Non sono cattolico ma forse proprio per questo mi colpisce ancor di più la presenza di Papa Francesco nei luoghi devastati del terremoto nel centro Italia. Le popolazioni di Amatrice, Accumoli, Arquata e Pescara del Tronto, Norcia hanno bisogno, per dirla con le parole del presbitero don Gino Rigoldi, di «ricostruire la speranza». Un capo carismatico come il Pontefice argentino può far molto in tal senso. Per un laico tutto ciò ha anche una "utilità": non è solo fede e presenza di Dio, ma anche forza e sostegno psicologico nonché moral suasion. Già: il Capo della Chiesa Cattolica in quei luoghi aiuta a tenere accesi i riflettori su quel che sarà, ovvero sulla ricostruzione che in Italia tanto temiamo, viste le ruberie connesse ad altre calamità naturali nel corso degli anni.

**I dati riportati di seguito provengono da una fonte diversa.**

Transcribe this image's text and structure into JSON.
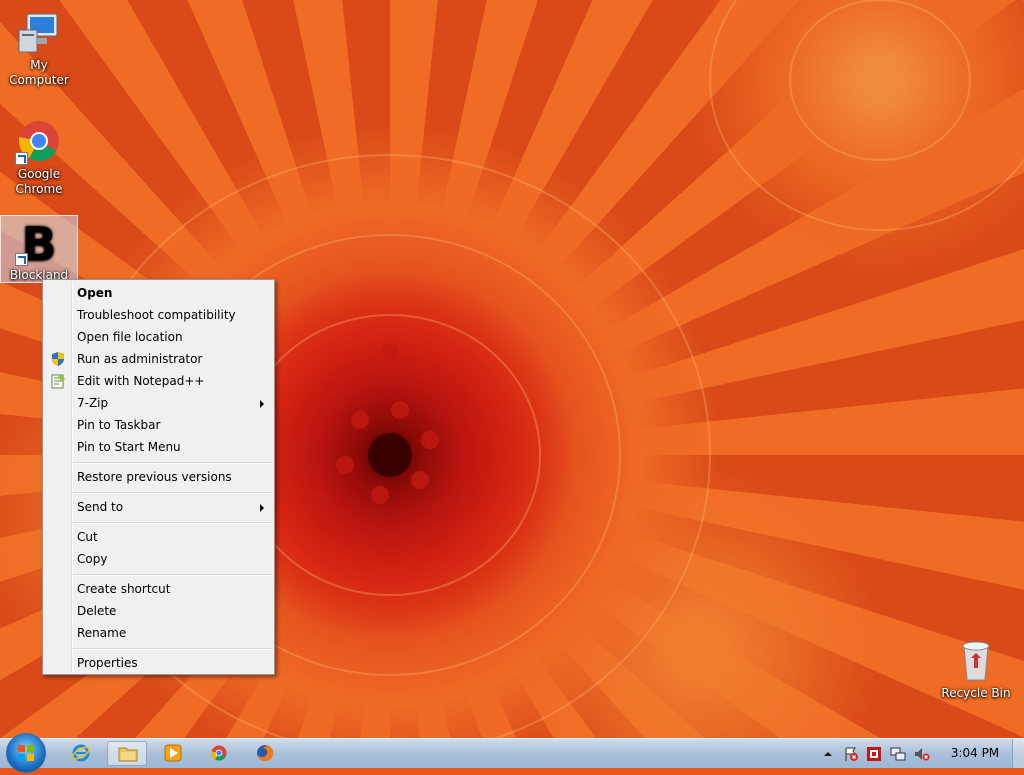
{
  "desktop": {
    "icons": [
      {
        "label": "My Computer",
        "icon": "computer-icon"
      },
      {
        "label": "Google Chrome",
        "icon": "chrome-icon"
      },
      {
        "label": "Blockland",
        "icon": "blockland-icon",
        "selected": true
      },
      {
        "label": "Recycle Bin",
        "icon": "recycle-bin-icon"
      }
    ],
    "blockland_letter": "B"
  },
  "context_menu": {
    "items": [
      {
        "label": "Open",
        "bold": true
      },
      {
        "label": "Troubleshoot compatibility"
      },
      {
        "label": "Open file location"
      },
      {
        "label": "Run as administrator",
        "icon": "shield-icon"
      },
      {
        "label": "Edit with Notepad++",
        "icon": "notepad-icon"
      },
      {
        "label": "7-Zip",
        "submenu": true
      },
      {
        "label": "Pin to Taskbar"
      },
      {
        "label": "Pin to Start Menu"
      },
      {
        "label": "Restore previous versions"
      },
      {
        "label": "Send to",
        "submenu": true
      },
      {
        "label": "Cut"
      },
      {
        "label": "Copy"
      },
      {
        "label": "Create shortcut"
      },
      {
        "label": "Delete"
      },
      {
        "label": "Rename"
      },
      {
        "label": "Properties"
      }
    ]
  },
  "taskbar": {
    "pinned": [
      {
        "icon": "internet-explorer-icon"
      },
      {
        "icon": "folder-icon",
        "active": true
      },
      {
        "icon": "media-player-icon"
      },
      {
        "icon": "chrome-icon"
      },
      {
        "icon": "firefox-icon"
      }
    ],
    "tray": [
      {
        "icon": "tray-chevron-icon"
      },
      {
        "icon": "action-center-icon"
      },
      {
        "icon": "tray-app-icon"
      },
      {
        "icon": "network-icon"
      },
      {
        "icon": "volume-muted-icon"
      }
    ],
    "clock": "3:04 PM"
  },
  "colors": {
    "wallpaper_orange": "#e8561b",
    "flower_center": "#8c0a07",
    "menu_bg": "#f0f0f0",
    "taskbar_blue": "#a9c0da"
  }
}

Qualche giorno fa, celebrando la Messa a un mese dal sisma, il vescovo di Rieti, monsignor Domenico Pompili, ebbe a dire: «Non uccide il sisma ma le opere dell'uomo».

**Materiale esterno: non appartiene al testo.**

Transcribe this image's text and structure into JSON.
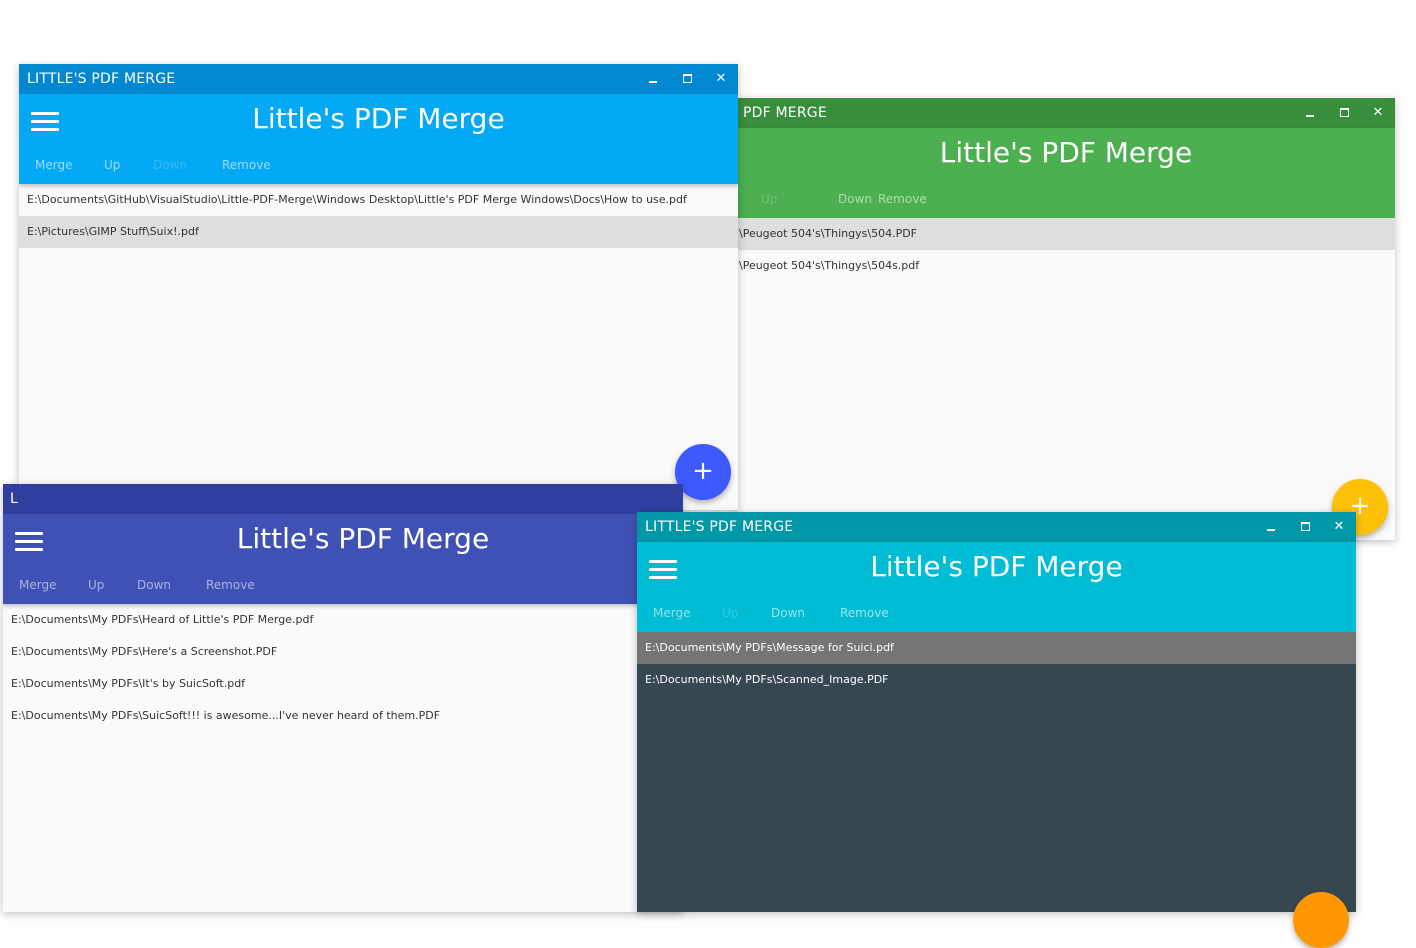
{
  "windows": {
    "green": {
      "title": "PDF MERGE",
      "app_title": "Little's PDF Merge",
      "actions": {
        "up": "Up",
        "down": "Down",
        "remove": "Remove"
      },
      "files": [
        "\\Peugeot 504's\\Thingys\\504.PDF",
        "\\Peugeot 504's\\Thingys\\504s.pdf"
      ],
      "fab": "+",
      "colors": {
        "titlebar": "#388E3C",
        "appbar": "#4CAF50",
        "fab": "#FFC107"
      }
    },
    "blue": {
      "title": "LITTLE'S PDF MERGE",
      "app_title": "Little's PDF Merge",
      "actions": {
        "merge": "Merge",
        "up": "Up",
        "down": "Down",
        "remove": "Remove"
      },
      "files": [
        "E:\\Documents\\GitHub\\VisualStudio\\Little-PDF-Merge\\Windows Desktop\\Little's PDF Merge Windows\\Docs\\How to use.pdf",
        "E:\\Pictures\\GIMP Stuff\\Suix!.pdf"
      ],
      "fab": "+",
      "colors": {
        "titlebar": "#0288D1",
        "appbar": "#03A9F4",
        "fab": "#3D5AFE"
      }
    },
    "indigo": {
      "title_fragment": "L",
      "app_title": "Little's PDF Merge",
      "actions": {
        "merge": "Merge",
        "up": "Up",
        "down": "Down",
        "remove": "Remove"
      },
      "files": [
        "E:\\Documents\\My PDFs\\Heard of Little's PDF Merge.pdf",
        "E:\\Documents\\My PDFs\\Here's a Screenshot.PDF",
        "E:\\Documents\\My PDFs\\It's by SuicSoft.pdf",
        "E:\\Documents\\My PDFs\\SuicSoft!!! is awesome...I've never heard of them.PDF"
      ],
      "colors": {
        "titlebar": "#303F9F",
        "appbar": "#3F51B5"
      }
    },
    "cyan": {
      "title": "LITTLE'S PDF MERGE",
      "app_title": "Little's PDF Merge",
      "actions": {
        "merge": "Merge",
        "up": "Up",
        "down": "Down",
        "remove": "Remove"
      },
      "files": [
        "E:\\Documents\\My PDFs\\Message for Suici.pdf",
        "E:\\Documents\\My PDFs\\Scanned_Image.PDF"
      ],
      "colors": {
        "titlebar": "#0097A7",
        "appbar": "#00BCD4",
        "body": "#37474F",
        "fab": "#FF9800"
      }
    }
  }
}
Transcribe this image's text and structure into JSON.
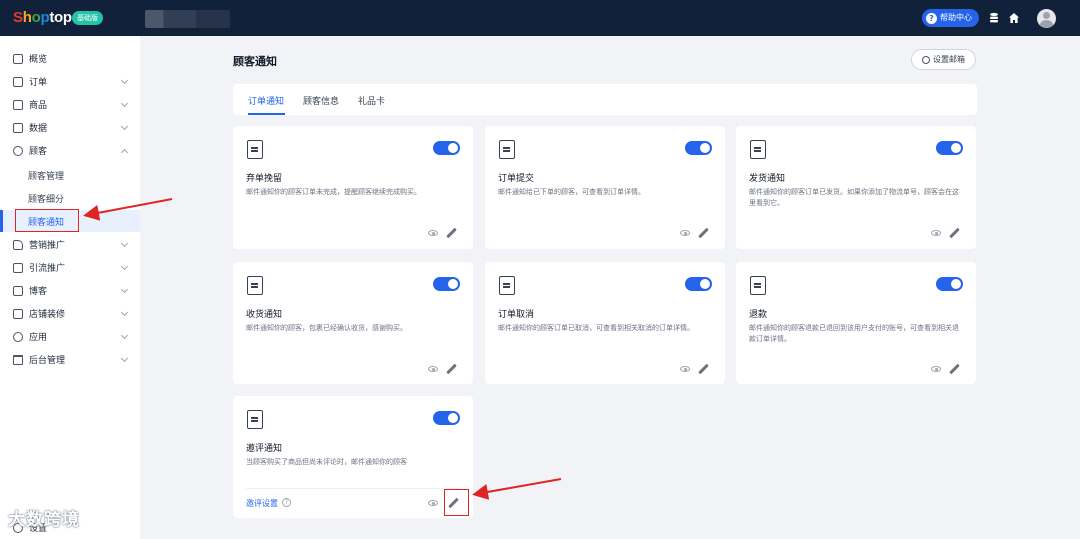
{
  "topbar": {
    "logo_text": "Shoptop",
    "logo_colors": [
      "#e53935",
      "#f9a825",
      "#43a047",
      "#1e88e5"
    ],
    "plan_badge": "基础版",
    "help_label": "帮助中心",
    "help_icon": "question-icon",
    "icons": [
      "database-icon",
      "home-icon",
      "avatar"
    ]
  },
  "sidebar": {
    "items": [
      {
        "label": "概览",
        "icon": "grid-icon"
      },
      {
        "label": "订单",
        "icon": "order-icon"
      },
      {
        "label": "商品",
        "icon": "box-icon"
      },
      {
        "label": "数据",
        "icon": "chart-icon"
      },
      {
        "label": "顾客",
        "icon": "user-icon"
      },
      {
        "label": "营销推广",
        "icon": "tag-icon"
      },
      {
        "label": "引流推广",
        "icon": "doc-icon"
      },
      {
        "label": "博客",
        "icon": "blog-icon"
      },
      {
        "label": "店铺装修",
        "icon": "store-icon"
      },
      {
        "label": "应用",
        "icon": "app-icon"
      },
      {
        "label": "后台管理",
        "icon": "folder-icon"
      }
    ],
    "customer_sub": [
      "顾客管理",
      "顾客细分",
      "顾客通知"
    ],
    "settings_label": "设置"
  },
  "main": {
    "title": "顾客通知",
    "mail_settings": "设置邮箱",
    "tabs": [
      "订单通知",
      "顾客信息",
      "礼品卡"
    ]
  },
  "cards": [
    {
      "title": "弃单挽留",
      "desc": "邮件通知你的顾客订单未完成，提醒顾客继续完成购买。",
      "enabled": true
    },
    {
      "title": "订单提交",
      "desc": "邮件通知给已下单的顾客，可查看到订单详情。",
      "enabled": true
    },
    {
      "title": "发货通知",
      "desc": "邮件通知你的顾客订单已发货。如果你添加了物流单号，顾客会在这里看到它。",
      "enabled": true
    },
    {
      "title": "收货通知",
      "desc": "邮件通知你的顾客，包裹已经确认收货，感谢购买。",
      "enabled": true
    },
    {
      "title": "订单取消",
      "desc": "邮件通知你的顾客订单已取消，可查看到相关取消的订单详情。",
      "enabled": true
    },
    {
      "title": "退款",
      "desc": "邮件通知你的顾客退款已退回到该用户支付的账号，可查看到相关退款订单详情。",
      "enabled": true
    },
    {
      "title": "邀评通知",
      "desc": "当顾客购买了商品但尚未评论时，邮件通知你的顾客",
      "enabled": true,
      "link": "邀评设置"
    }
  ],
  "watermark": "大数跨境",
  "annotation_color": "#e02424"
}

Ebbene la presenza di Bergoglio è rilevante anche per questo: camminare nella zona rossa di lacrime e rabbia e nera di morte e distruzione tiene altissima l'attenzione su quel disastro. È un dito puntato verso chi ha responsabilità: bisogna ridare una vita normale a questa gente. Subito.

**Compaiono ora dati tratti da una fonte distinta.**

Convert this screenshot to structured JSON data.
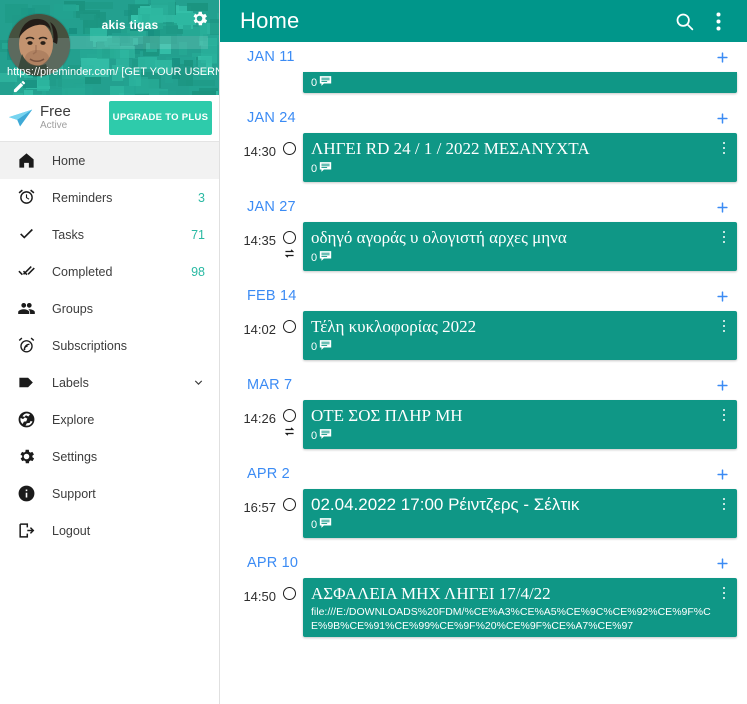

«Sono venuto solo ora, non volevo disturbare» ha detto il Pontefice stamane. Se solo avesse saputo di quegli epifenomeni della politica che a nemmeno un giorno dal disastro già si scannavano sui social network, aspettando il momento per il selfie con l'hashtag giusto sarebbe probabilmente andato ancora più tranquillo.